Si fa un gran parlare di educazione e di giovani di questi tempi nella chiesa (e non solo), ma la sensazione è che i ragazzi, quelli veri, non ci siano in questi discorsi…
Se andate a vedere Scialla, film di Francesco Bruni in questi giorni nelle sale, invece i ragazzi li trovate: che bella commedia di risate e di magoni, che modo lieve di raccontare quel che pesa, che densità nella leggerezza…
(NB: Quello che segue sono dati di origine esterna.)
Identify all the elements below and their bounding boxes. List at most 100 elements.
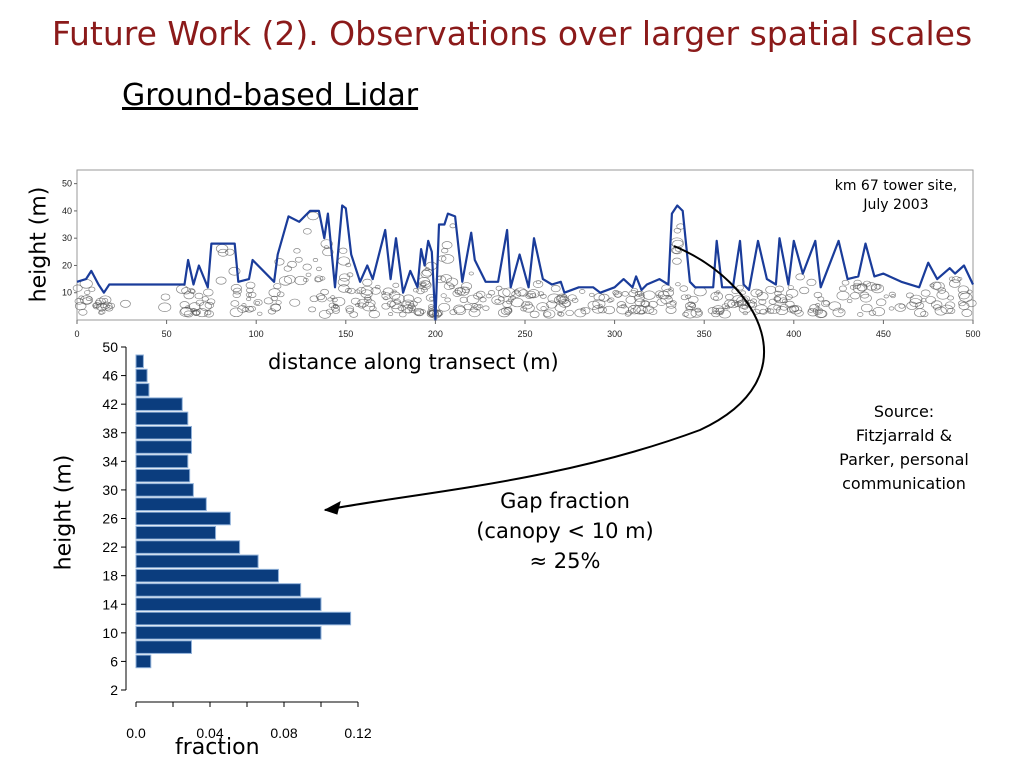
lidar-return-contour xyxy=(561,294,567,299)
lidar-return-contour xyxy=(203,310,214,318)
lidar-return-contour xyxy=(302,263,312,271)
lidar-return-contour xyxy=(765,285,777,294)
lidar-return-contour xyxy=(695,310,702,316)
lidar-return-contour xyxy=(479,297,487,303)
lidar-return-contour xyxy=(812,307,824,315)
lidar-return-contour xyxy=(822,300,830,306)
lidar-return-contour xyxy=(302,228,312,235)
lidar-return-contour xyxy=(836,290,850,301)
lidar-return-contour xyxy=(816,309,828,318)
lidar-return-contour xyxy=(95,297,106,306)
lidar-return-contour xyxy=(799,286,810,295)
lidar-return-contour xyxy=(966,289,973,294)
lidar-return-contour xyxy=(448,284,456,290)
lidar-return-contour xyxy=(388,291,401,300)
histogram-bar xyxy=(135,640,192,654)
histogram-y-tick-label: 26 xyxy=(102,511,118,527)
lidar-return-contour xyxy=(248,305,256,312)
lidar-return-contour xyxy=(647,300,658,309)
lidar-return-contour xyxy=(929,283,935,288)
lidar-return-contour xyxy=(920,289,931,297)
lidar-return-contour xyxy=(441,248,449,254)
histogram-y-tick-label: 6 xyxy=(110,653,118,669)
lidar-return-contour xyxy=(603,305,615,315)
lidar-return-contour xyxy=(529,293,537,299)
lidar-return-contour xyxy=(554,303,566,312)
lidar-return-contour xyxy=(257,311,263,316)
lidar-return-contour xyxy=(381,292,392,300)
lidar-return-contour xyxy=(756,292,769,301)
lidar-return-contour xyxy=(774,290,782,297)
lidar-return-contour xyxy=(391,293,405,304)
lidar-return-contour xyxy=(294,256,303,263)
lidar-return-contour xyxy=(230,284,242,293)
lidar-return-contour xyxy=(181,287,192,295)
lidar-return-contour xyxy=(794,309,804,317)
lidar-return-contour xyxy=(946,307,956,314)
lidar-return-contour xyxy=(356,287,367,295)
lidar-return-contour xyxy=(309,295,319,303)
lidar-return-contour xyxy=(612,290,620,296)
lidar-return-contour xyxy=(675,282,681,287)
lidar-return-contour xyxy=(85,296,93,301)
lidar-return-contour xyxy=(914,302,925,310)
lidar-return-contour xyxy=(898,303,906,309)
lidar-return-contour xyxy=(736,284,744,291)
lidar-return-contour xyxy=(561,299,572,307)
lidar-return-contour xyxy=(648,308,658,315)
lidar-return-contour xyxy=(364,294,372,301)
histogram-bar xyxy=(135,411,189,426)
lidar-return-contour xyxy=(482,305,490,311)
lidar-return-contour xyxy=(930,281,942,290)
lidar-return-contour xyxy=(685,302,696,311)
lidar-return-contour xyxy=(383,296,389,301)
lidar-return-contour xyxy=(841,279,850,286)
lidar-return-contour xyxy=(195,308,209,318)
lidar-return-contour xyxy=(330,295,336,300)
lidar-return-contour xyxy=(966,299,977,308)
lidar-return-contour xyxy=(546,300,558,309)
lidar-return-contour xyxy=(514,287,527,297)
histogram-y-tick-label: 34 xyxy=(102,453,118,469)
histogram-y-tick-label: 18 xyxy=(102,568,118,584)
lidar-return-contour xyxy=(305,272,312,277)
lidar-return-contour xyxy=(320,288,329,296)
lidar-return-contour xyxy=(906,301,918,310)
lidar-return-contour xyxy=(312,258,319,263)
lidar-return-contour xyxy=(217,248,229,257)
lidar-return-contour xyxy=(107,302,116,309)
lidar-return-contour xyxy=(565,309,574,317)
lidar-return-contour xyxy=(625,310,633,316)
lidar-return-contour xyxy=(736,300,744,306)
lidar-return-contour xyxy=(459,296,468,303)
lidar-return-contour xyxy=(188,302,201,311)
lidar-return-contour xyxy=(314,275,324,282)
lidar-return-contour xyxy=(556,311,563,316)
lidar-y-tick-label: 40 xyxy=(62,206,72,216)
lidar-return-contour xyxy=(634,291,643,297)
lidar-x-axis-label: distance along transect (m) xyxy=(268,350,559,374)
lidar-y-tick-label: 50 xyxy=(62,179,72,189)
lidar-return-contour xyxy=(589,292,595,297)
lidar-return-contour xyxy=(951,276,961,283)
lidar-return-contour xyxy=(230,300,240,307)
lidar-return-contour xyxy=(958,290,970,300)
lidar-return-contour xyxy=(315,293,326,301)
lidar-return-contour xyxy=(327,297,333,302)
histogram-x-tick-label: 0.04 xyxy=(196,725,223,741)
lidar-y-tick-label: 30 xyxy=(62,233,72,243)
lidar-return-contour xyxy=(317,295,327,303)
lidar-return-contour xyxy=(593,293,605,302)
lidar-return-contour xyxy=(369,305,377,312)
lidar-return-contour xyxy=(894,303,907,312)
lidar-return-contour xyxy=(399,311,407,318)
lidar-return-contour xyxy=(339,273,351,282)
lidar-return-contour xyxy=(713,296,719,301)
lidar-return-contour xyxy=(248,291,257,298)
lidar-return-contour xyxy=(958,301,970,310)
lidar-return-contour xyxy=(662,288,674,297)
lidar-return-contour xyxy=(332,304,339,309)
lidar-return-contour xyxy=(773,304,782,311)
lidar-return-contour xyxy=(690,308,703,318)
lidar-return-contour xyxy=(888,291,896,297)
Ci sono un padre non padre, adulto o forse no, un adolescente sedicenne figlio non figlio, perduto nel suo mondo o forse no, ci sono due amici preziosi ma anche no, c’è la scuola che facendo del suo meglio risulta rigida e quasi estranea, ma finisce per essere l’unico luogo dove si torna sempre, l’unico vero e svogliato “universo quotidiano” dei ragazzi (mitico il bidello fraterno e diseducativo!), c’è la droga presente sempre e facile, ma anche non usata, c’è un sottobosco di illegalità cialtrone eppure pericoloso, dove i confini non ci sono più e si scivola da una parte o dall’altra per stupidaggine e disattenzione.
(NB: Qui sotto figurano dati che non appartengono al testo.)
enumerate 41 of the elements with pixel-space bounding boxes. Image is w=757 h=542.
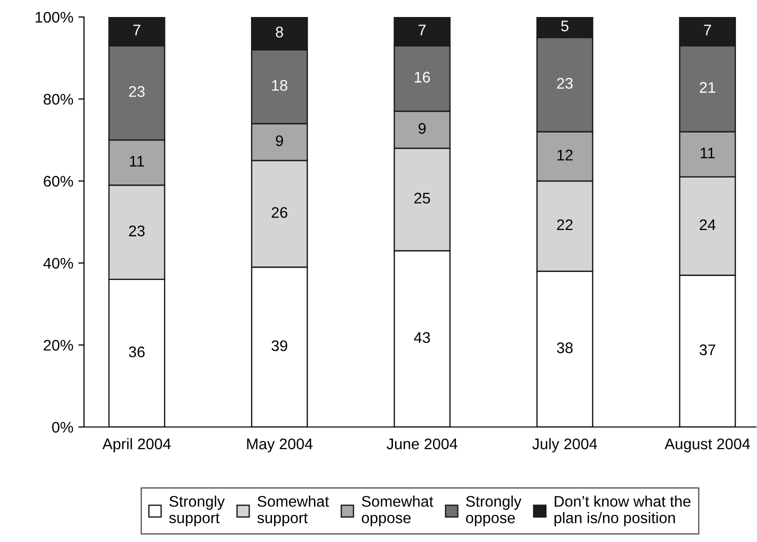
data-label: 24 (700, 219, 716, 230)
y-tick-label: 100% (36, 12, 74, 23)
x-tick-label: August 2004 (664, 438, 750, 452)
x-tick-label: May 2004 (247, 438, 313, 452)
data-label: 23 (129, 226, 145, 236)
data-label: 7 (418, 24, 426, 36)
data-label: 37 (700, 344, 716, 356)
legend-label: Strongly oppose (466, 496, 522, 526)
data-label: 39 (272, 340, 288, 352)
data-label: 36 (128, 346, 145, 358)
data-label: 11 (130, 156, 144, 166)
data-label: 8 (276, 26, 284, 38)
data-label: 12 (557, 150, 573, 160)
legend-label: Strongly support (169, 496, 225, 526)
data-label: 7 (133, 24, 140, 36)
data-label: 18 (272, 80, 288, 91)
data-label: 9 (276, 135, 283, 146)
data-label: 22 (557, 219, 573, 230)
data-label: 7 (704, 24, 711, 36)
data-label: 21 (700, 82, 716, 93)
legend-label: Somewhat support (257, 496, 329, 526)
data-label: 11 (700, 148, 715, 158)
data-label: 43 (414, 332, 430, 343)
y-tick-label: 80% (44, 94, 74, 105)
x-tick-label: July 2004 (532, 438, 598, 452)
x-tick-label: June 2004 (386, 438, 458, 450)
legend-label: Somewhat oppose (362, 496, 434, 526)
data-label: 9 (418, 123, 426, 134)
legend-label: Don’t know what the plan is/no position (554, 496, 690, 526)
data-label: 38 (556, 342, 573, 354)
data-label: 26 (272, 207, 288, 218)
y-tick-label: 40% (43, 258, 74, 269)
data-label: 5 (561, 20, 568, 32)
data-label: 23 (557, 78, 573, 89)
y-tick-label: 20% (44, 340, 74, 351)
data-label: 23 (129, 86, 145, 97)
data-label: 16 (414, 72, 430, 83)
x-tick-label: April 2004 (102, 438, 171, 452)
data-label: 25 (414, 192, 430, 204)
y-tick-label: 60% (44, 176, 74, 187)
y-tick-label: 0% (52, 422, 74, 433)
Certo, l’ambientazione è Roma, città grande e notturna, con il suo gergo adolescenziale, i suoi Lungoteveri e i suoi motorini, le sue popolazioni infinite: ma sono davvero così diversi i paesi con la macchina di papà presa il sabato sera e il gironzolare all’infinito sullo stesso viale senza sapere dove andare?
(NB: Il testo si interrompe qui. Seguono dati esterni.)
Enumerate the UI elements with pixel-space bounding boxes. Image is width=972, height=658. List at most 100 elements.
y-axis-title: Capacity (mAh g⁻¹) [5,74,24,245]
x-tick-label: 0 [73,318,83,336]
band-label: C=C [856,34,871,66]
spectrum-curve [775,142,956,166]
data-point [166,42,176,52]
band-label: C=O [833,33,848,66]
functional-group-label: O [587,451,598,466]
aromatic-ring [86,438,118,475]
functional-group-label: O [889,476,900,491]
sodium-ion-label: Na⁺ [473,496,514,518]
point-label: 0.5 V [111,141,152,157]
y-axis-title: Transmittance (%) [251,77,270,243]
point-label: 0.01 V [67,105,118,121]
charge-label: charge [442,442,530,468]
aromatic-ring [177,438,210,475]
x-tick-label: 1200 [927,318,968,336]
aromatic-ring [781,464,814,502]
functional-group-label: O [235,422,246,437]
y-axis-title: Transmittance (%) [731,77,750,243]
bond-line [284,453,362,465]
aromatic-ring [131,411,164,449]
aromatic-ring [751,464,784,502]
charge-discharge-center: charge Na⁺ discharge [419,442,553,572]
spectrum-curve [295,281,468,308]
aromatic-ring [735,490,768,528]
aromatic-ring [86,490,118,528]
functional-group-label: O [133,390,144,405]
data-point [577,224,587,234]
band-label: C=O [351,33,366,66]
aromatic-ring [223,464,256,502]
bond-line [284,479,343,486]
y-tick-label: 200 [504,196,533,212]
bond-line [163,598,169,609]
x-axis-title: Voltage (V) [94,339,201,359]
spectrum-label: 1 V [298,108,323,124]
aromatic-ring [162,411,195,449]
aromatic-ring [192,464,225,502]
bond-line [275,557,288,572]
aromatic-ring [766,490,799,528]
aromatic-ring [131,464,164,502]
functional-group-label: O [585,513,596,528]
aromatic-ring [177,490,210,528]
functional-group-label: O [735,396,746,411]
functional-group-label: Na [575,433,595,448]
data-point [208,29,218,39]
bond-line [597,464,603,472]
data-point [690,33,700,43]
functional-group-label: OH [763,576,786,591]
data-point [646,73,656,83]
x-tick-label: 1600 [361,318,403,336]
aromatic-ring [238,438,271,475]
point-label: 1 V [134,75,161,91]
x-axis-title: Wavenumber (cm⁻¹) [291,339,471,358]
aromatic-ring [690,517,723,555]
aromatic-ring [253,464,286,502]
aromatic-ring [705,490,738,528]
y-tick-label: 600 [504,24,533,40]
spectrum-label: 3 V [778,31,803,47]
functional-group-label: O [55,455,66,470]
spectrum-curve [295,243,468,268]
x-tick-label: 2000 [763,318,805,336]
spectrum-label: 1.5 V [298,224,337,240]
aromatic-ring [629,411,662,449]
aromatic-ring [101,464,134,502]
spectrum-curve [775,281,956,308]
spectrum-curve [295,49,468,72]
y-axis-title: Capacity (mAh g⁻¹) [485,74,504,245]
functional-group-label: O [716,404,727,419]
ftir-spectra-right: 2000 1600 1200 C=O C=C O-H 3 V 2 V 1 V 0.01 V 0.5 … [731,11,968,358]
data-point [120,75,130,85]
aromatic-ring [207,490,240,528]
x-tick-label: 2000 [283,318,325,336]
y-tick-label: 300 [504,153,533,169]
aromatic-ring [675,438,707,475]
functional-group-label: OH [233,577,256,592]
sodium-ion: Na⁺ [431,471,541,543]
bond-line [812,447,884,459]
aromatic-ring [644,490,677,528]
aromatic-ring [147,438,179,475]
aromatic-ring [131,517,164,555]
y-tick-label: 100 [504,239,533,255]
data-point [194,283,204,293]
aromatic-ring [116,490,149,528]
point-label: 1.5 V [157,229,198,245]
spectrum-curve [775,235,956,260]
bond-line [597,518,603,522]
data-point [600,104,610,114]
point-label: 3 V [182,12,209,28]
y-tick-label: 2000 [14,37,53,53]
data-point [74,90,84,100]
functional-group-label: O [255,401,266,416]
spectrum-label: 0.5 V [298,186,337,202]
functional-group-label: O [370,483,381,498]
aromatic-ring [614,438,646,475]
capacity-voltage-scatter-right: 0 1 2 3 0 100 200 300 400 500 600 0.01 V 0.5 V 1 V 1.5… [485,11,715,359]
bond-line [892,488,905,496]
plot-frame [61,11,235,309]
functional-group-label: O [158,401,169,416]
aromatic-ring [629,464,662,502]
Scialla nel gergo adolescenziale giovanile romano significa non prendertela, stai sereno, stai calmo; il suo contrario, che nel film torna spesso, è “accollarsi”, prendersela troppo a cuore, agitarsi inutilmente; c’è chi dice che scialla venga da shalom (pace), e chi sostiene che venga da inshallah (se Dio vuole): in ogni caso, come i ragazzi che ci stanno intorno, viene da lontano, da altrove, da una misteriosa radice divina che ha cura di una vita buona, ma che spesso parla una lingua che non riconosciamo.